1 cup walnuts
1 and 1/2 cups cauliflower florets (about half a medium head)
6 whole crimini mushrooms
1/2 yellow onion, roughly chopped
2 teaspoons smoked paprika
2 teaspoons ground cumin
1 teaspoon dried oregano
1 4oz can diced green chiles (mild or hot)
2 10oz cans enchilada sauce (red or green)
10oz baby spinach
8 corn tortillas
1/2 cup shredded Mexican cheese (optional)
Chopped veggies and cilantro, for garnish (optional)
- Preheat oven to 350⁰F.
- Combine cauliflower, mushrooms, onion, and walnuts in a food processor. Pulse until the mixture is finely chopped, resembling the texture of ground meat.

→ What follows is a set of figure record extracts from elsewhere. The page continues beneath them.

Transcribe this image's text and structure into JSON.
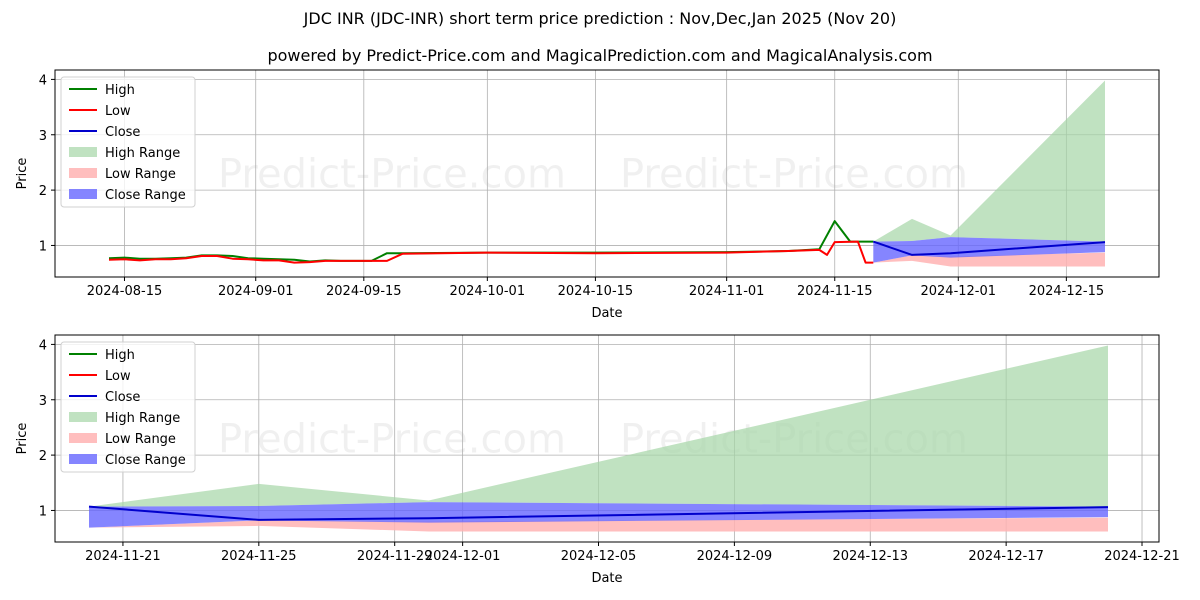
{
  "header": {
    "title": "JDC INR (JDC-INR) short term price prediction : Nov,Dec,Jan 2025 (Nov 20)",
    "subtitle": "powered by Predict-Price.com and MagicalPrediction.com and MagicalAnalysis.com"
  },
  "watermark": "Predict-Price.com",
  "colors": {
    "high": "#008000",
    "low": "#ff0000",
    "close": "#0000cc",
    "high_range": "#a5d6a7",
    "low_range": "#ffb3b3",
    "close_range": "#6666ff",
    "grid": "#b0b0b0"
  },
  "legend": [
    {
      "label": "High",
      "type": "line",
      "key": "high"
    },
    {
      "label": "Low",
      "type": "line",
      "key": "low"
    },
    {
      "label": "Close",
      "type": "line",
      "key": "close"
    },
    {
      "label": "High Range",
      "type": "patch",
      "key": "high_range"
    },
    {
      "label": "Low Range",
      "type": "patch",
      "key": "low_range"
    },
    {
      "label": "Close Range",
      "type": "patch",
      "key": "close_range"
    }
  ],
  "chart_data": [
    {
      "type": "line",
      "title": "JDC INR (JDC-INR) short term price prediction : Nov,Dec,Jan 2025 (Nov 20)",
      "xlabel": "Date",
      "ylabel": "Price",
      "xlim": [
        "2024-08-06",
        "2024-12-27"
      ],
      "ylim": [
        0.43,
        4.17
      ],
      "yticks": [
        1,
        2,
        3,
        4
      ],
      "xticks": [
        "2024-08-15",
        "2024-09-01",
        "2024-09-15",
        "2024-10-01",
        "2024-10-15",
        "2024-11-01",
        "2024-11-15",
        "2024-12-01",
        "2024-12-15"
      ],
      "grid": true,
      "legend_position": "upper left",
      "series": [
        {
          "name": "High",
          "x": [
            "2024-08-13",
            "2024-08-15",
            "2024-08-17",
            "2024-08-19",
            "2024-08-21",
            "2024-08-23",
            "2024-08-25",
            "2024-08-27",
            "2024-08-29",
            "2024-08-31",
            "2024-09-02",
            "2024-09-04",
            "2024-09-06",
            "2024-09-08",
            "2024-09-10",
            "2024-09-12",
            "2024-09-14",
            "2024-09-16",
            "2024-09-18",
            "2024-09-20",
            "2024-10-01",
            "2024-10-15",
            "2024-11-01",
            "2024-11-09",
            "2024-11-13",
            "2024-11-15",
            "2024-11-17",
            "2024-11-20"
          ],
          "values": [
            0.77,
            0.78,
            0.76,
            0.76,
            0.77,
            0.78,
            0.82,
            0.82,
            0.81,
            0.77,
            0.76,
            0.75,
            0.74,
            0.71,
            0.73,
            0.72,
            0.72,
            0.72,
            0.86,
            0.86,
            0.87,
            0.87,
            0.88,
            0.9,
            0.93,
            1.44,
            1.07,
            1.07
          ]
        },
        {
          "name": "Low",
          "x": [
            "2024-08-13",
            "2024-08-15",
            "2024-08-17",
            "2024-08-19",
            "2024-08-21",
            "2024-08-23",
            "2024-08-25",
            "2024-08-27",
            "2024-08-29",
            "2024-08-31",
            "2024-09-02",
            "2024-09-04",
            "2024-09-06",
            "2024-09-08",
            "2024-09-10",
            "2024-09-12",
            "2024-09-14",
            "2024-09-16",
            "2024-09-18",
            "2024-09-20",
            "2024-10-01",
            "2024-10-15",
            "2024-11-01",
            "2024-11-09",
            "2024-11-13",
            "2024-11-14",
            "2024-11-15",
            "2024-11-18",
            "2024-11-19",
            "2024-11-20"
          ],
          "values": [
            0.74,
            0.75,
            0.73,
            0.75,
            0.75,
            0.77,
            0.81,
            0.81,
            0.76,
            0.75,
            0.73,
            0.73,
            0.69,
            0.7,
            0.72,
            0.72,
            0.72,
            0.72,
            0.72,
            0.85,
            0.87,
            0.86,
            0.87,
            0.9,
            0.92,
            0.83,
            1.06,
            1.07,
            0.69,
            0.69
          ]
        },
        {
          "name": "Close",
          "x": [
            "2024-11-20",
            "2024-11-25",
            "2024-11-30",
            "2024-12-20"
          ],
          "values": [
            1.07,
            0.83,
            0.86,
            1.06
          ]
        },
        {
          "name": "High Range",
          "type": "area",
          "x": [
            "2024-11-20",
            "2024-11-25",
            "2024-11-30",
            "2024-12-20"
          ],
          "upper": [
            1.07,
            1.48,
            1.18,
            3.98
          ],
          "lower": [
            1.07,
            1.08,
            1.15,
            1.07
          ]
        },
        {
          "name": "Low Range",
          "type": "area",
          "x": [
            "2024-11-20",
            "2024-11-25",
            "2024-11-30",
            "2024-12-20"
          ],
          "upper": [
            0.69,
            0.82,
            0.8,
            0.87
          ],
          "lower": [
            0.69,
            0.72,
            0.62,
            0.62
          ]
        },
        {
          "name": "Close Range",
          "type": "area",
          "x": [
            "2024-11-20",
            "2024-11-25",
            "2024-11-30",
            "2024-12-20"
          ],
          "upper": [
            1.07,
            1.08,
            1.15,
            1.07
          ],
          "lower": [
            0.69,
            0.82,
            0.78,
            0.88
          ]
        }
      ]
    },
    {
      "type": "line",
      "title": "",
      "xlabel": "Date",
      "ylabel": "Price",
      "xlim": [
        "2024-11-19",
        "2024-12-21.5"
      ],
      "ylim": [
        0.43,
        4.17
      ],
      "yticks": [
        1,
        2,
        3,
        4
      ],
      "xticks": [
        "2024-11-21",
        "2024-11-25",
        "2024-11-29",
        "2024-12-01",
        "2024-12-05",
        "2024-12-09",
        "2024-12-13",
        "2024-12-17",
        "2024-12-21"
      ],
      "grid": true,
      "legend_position": "upper left",
      "series": [
        {
          "name": "Close",
          "x": [
            "2024-11-20",
            "2024-11-25",
            "2024-11-30",
            "2024-12-20"
          ],
          "values": [
            1.07,
            0.83,
            0.86,
            1.06
          ]
        },
        {
          "name": "High Range",
          "type": "area",
          "x": [
            "2024-11-20",
            "2024-11-25",
            "2024-11-30",
            "2024-12-20"
          ],
          "upper": [
            1.07,
            1.48,
            1.18,
            3.98
          ],
          "lower": [
            1.07,
            1.08,
            1.15,
            1.07
          ]
        },
        {
          "name": "Low Range",
          "type": "area",
          "x": [
            "2024-11-20",
            "2024-11-25",
            "2024-11-30",
            "2024-12-20"
          ],
          "upper": [
            0.69,
            0.82,
            0.8,
            0.87
          ],
          "lower": [
            0.69,
            0.72,
            0.62,
            0.62
          ]
        },
        {
          "name": "Close Range",
          "type": "area",
          "x": [
            "2024-11-20",
            "2024-11-25",
            "2024-11-30",
            "2024-12-20"
          ],
          "upper": [
            1.07,
            1.08,
            1.15,
            1.07
          ],
          "lower": [
            0.69,
            0.82,
            0.78,
            0.88
          ]
        }
      ]
    }
  ]
}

- Add this mixture to a large sauté pan with the smoked paprika, cumin, oregano, green chilies, and 1/2 cup of the enchilada sauce. Cook over medium-high heat for up to 10 minutes, or until the vegetables are tender and any liquid in the pan has evaporated.
- Stir in the spinach and cook for another 1-2 minutes, until wilted.

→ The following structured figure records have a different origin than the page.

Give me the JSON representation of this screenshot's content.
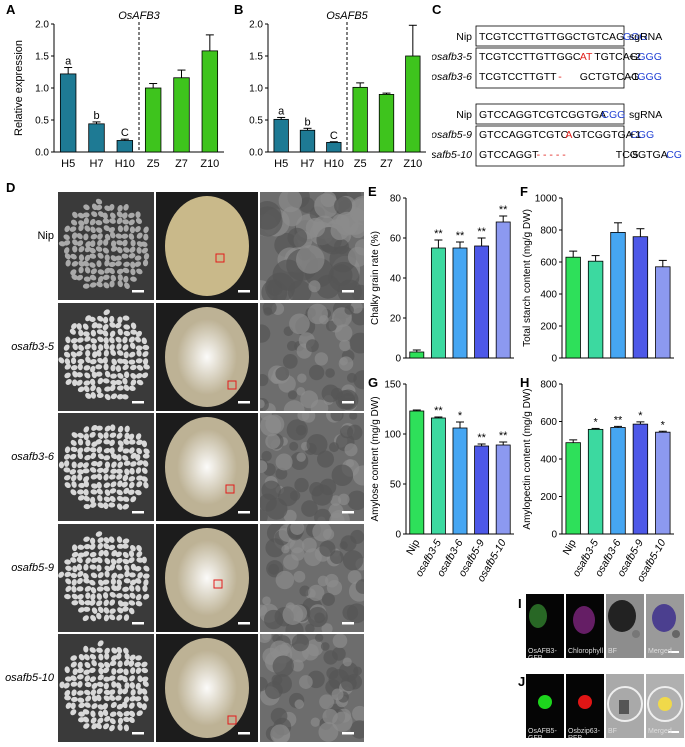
{
  "panel_letters": {
    "A": "A",
    "B": "B",
    "C": "C",
    "D": "D",
    "E": "E",
    "F": "F",
    "G": "G",
    "H": "H",
    "I": "I",
    "J": "J"
  },
  "chart_data": [
    {
      "id": "A",
      "type": "bar",
      "title": "OsAFB3",
      "ylabel": "Relative expression",
      "ylim": [
        0,
        2.0
      ],
      "yticks": [
        "0.0",
        "0.5",
        "1.0",
        "1.5",
        "2.0"
      ],
      "categories": [
        "H5",
        "H7",
        "H10",
        "Z5",
        "Z7",
        "Z10"
      ],
      "values": [
        1.22,
        0.44,
        0.18,
        1.0,
        1.16,
        1.58
      ],
      "errors": [
        0.1,
        0.03,
        0.02,
        0.07,
        0.12,
        0.25
      ],
      "labels": [
        "a",
        "b",
        "C",
        "",
        "",
        ""
      ],
      "colors": [
        "#1e7a94",
        "#1e7a94",
        "#1e7a94",
        "#3ec41d",
        "#3ec41d",
        "#3ec41d"
      ],
      "divider_after": 3
    },
    {
      "id": "B",
      "type": "bar",
      "title": "OsAFB5",
      "ylabel": "",
      "ylim": [
        0,
        2.0
      ],
      "yticks": [
        "0.0",
        "0.5",
        "1.0",
        "1.5",
        "2.0"
      ],
      "categories": [
        "H5",
        "H7",
        "H10",
        "Z5",
        "Z7",
        "Z10"
      ],
      "values": [
        0.51,
        0.34,
        0.15,
        1.01,
        0.9,
        1.5
      ],
      "errors": [
        0.03,
        0.03,
        0.01,
        0.07,
        0.02,
        0.48
      ],
      "labels": [
        "a",
        "b",
        "C",
        "",
        "",
        ""
      ],
      "colors": [
        "#1e7a94",
        "#1e7a94",
        "#1e7a94",
        "#3ec41d",
        "#3ec41d",
        "#3ec41d"
      ],
      "divider_after": 3
    },
    {
      "id": "E",
      "type": "bar",
      "ylabel": "Chalky grain rate (%)",
      "ylim": [
        0,
        80
      ],
      "yticks": [
        "0",
        "20",
        "40",
        "60",
        "80"
      ],
      "categories": [
        "Nip",
        "osafb3-5",
        "osafb3-6",
        "osafb5-9",
        "osafb5-10"
      ],
      "values": [
        3,
        55,
        55,
        56,
        68
      ],
      "errors": [
        1,
        4,
        3,
        4,
        3
      ],
      "labels": [
        "",
        "**",
        "**",
        "**",
        "**"
      ]
    },
    {
      "id": "F",
      "type": "bar",
      "ylabel": "Total starch content (mg/g DW)",
      "ylim": [
        0,
        1000
      ],
      "yticks": [
        "0",
        "200",
        "400",
        "600",
        "800",
        "1000"
      ],
      "categories": [
        "Nip",
        "osafb3-5",
        "osafb3-6",
        "osafb5-9",
        "osafb5-10"
      ],
      "values": [
        630,
        605,
        785,
        758,
        570
      ],
      "errors": [
        38,
        35,
        60,
        50,
        40
      ],
      "labels": [
        "",
        "",
        "",
        "",
        ""
      ]
    },
    {
      "id": "G",
      "type": "bar",
      "ylabel": "Amylose content (mg/g DW)",
      "ylim": [
        0,
        150
      ],
      "yticks": [
        "0",
        "50",
        "100",
        "150"
      ],
      "categories": [
        "Nip",
        "osafb3-5",
        "osafb3-6",
        "osafb5-9",
        "osafb5-10"
      ],
      "values": [
        123,
        116,
        106,
        88,
        89
      ],
      "errors": [
        1,
        1,
        6,
        2,
        3
      ],
      "labels": [
        "",
        "**",
        "*",
        "**",
        "**"
      ]
    },
    {
      "id": "H",
      "type": "bar",
      "ylabel": "Amylopectin content (mg/g DW)",
      "ylim": [
        0,
        800
      ],
      "yticks": [
        "0",
        "200",
        "400",
        "600",
        "800"
      ],
      "categories": [
        "Nip",
        "osafb3-5",
        "osafb3-6",
        "osafb5-9",
        "osafb5-10"
      ],
      "values": [
        487,
        558,
        568,
        586,
        543
      ],
      "errors": [
        15,
        5,
        6,
        12,
        5
      ],
      "labels": [
        "",
        "*",
        "**",
        "*",
        "*"
      ]
    }
  ],
  "bar_colors_mutants": [
    "#2ee05a",
    "#3cd9a0",
    "#46a6f2",
    "#4d58e8",
    "#8c99f0"
  ],
  "sgrna": {
    "group1": {
      "rows": [
        {
          "name": "Nip",
          "segments": [
            {
              "t": "TCGTCCTTGTTGGCTGTCAG",
              "c": "#000"
            },
            {
              "t": "GGG",
              "c": "#1f3fd4"
            }
          ],
          "suffix": "sgRNA"
        },
        {
          "name": "osafb3-5",
          "segments": [
            {
              "t": "TCGTCCTTGTTGGC",
              "c": "#000"
            },
            {
              "t": "AT",
              "c": "#e0201c"
            },
            {
              "t": "TGTCAG",
              "c": "#000"
            },
            {
              "t": "GGG",
              "c": "#1f3fd4"
            }
          ],
          "suffix": "+2"
        },
        {
          "name": "osafb3-6",
          "segments": [
            {
              "t": "TCGTCCTTGTT",
              "c": "#000"
            },
            {
              "t": " - ",
              "c": "#e0201c"
            },
            {
              "t": "GCTGTCAG",
              "c": "#000"
            },
            {
              "t": "GGG",
              "c": "#1f3fd4"
            }
          ],
          "suffix": "-1"
        }
      ]
    },
    "group2": {
      "rows": [
        {
          "name": "Nip",
          "segments": [
            {
              "t": "GTCCAGGTCGTCGGTGA",
              "c": "#000"
            },
            {
              "t": "CGG",
              "c": "#1f3fd4"
            }
          ],
          "suffix": "sgRNA"
        },
        {
          "name": "osafb5-9",
          "segments": [
            {
              "t": "GTCCAGGTCGTC",
              "c": "#000"
            },
            {
              "t": "A",
              "c": "#e0201c"
            },
            {
              "t": "GTCGGTGA",
              "c": "#000"
            },
            {
              "t": "CGG",
              "c": "#1f3fd4"
            }
          ],
          "suffix": "+1"
        },
        {
          "name": "osafb5-10",
          "segments": [
            {
              "t": "GTCCAGGT",
              "c": "#000"
            },
            {
              "t": " - - - - - ",
              "c": "#e0201c"
            },
            {
              "t": "TCGGTGA",
              "c": "#000"
            },
            {
              "t": "CGG",
              "c": "#1f3fd4"
            }
          ],
          "suffix": "-5"
        }
      ]
    }
  },
  "grain_rows": [
    "Nip",
    "osafb3-5",
    "osafb3-6",
    "osafb5-9",
    "osafb5-10"
  ],
  "panel_i_captions": [
    "OsAFB3-GFP",
    "Chlorophyll",
    "BF",
    "Merged"
  ],
  "panel_j_captions": [
    "OsAFB5-GFP",
    "Osbzip63-RFP",
    "BF",
    "Merged"
  ]
}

- Spread a thin layer of enchilada sauce evenly into the bottom of a baking dish (6x11 or 6x13).
- Scoop about 1/4 to 1/3 cup of filling into each tortilla, roll up, and place seam side down in the pan. Pour remaining enchilada sauce evenly over the top.
- Top with cheese, if desired, then cover with foil and bake at 350⁰F for 20-30 minutes, until heated through and the edges are slightly crispy.
- Serve hot; garnish with chopped veggies and cilantro, if desired.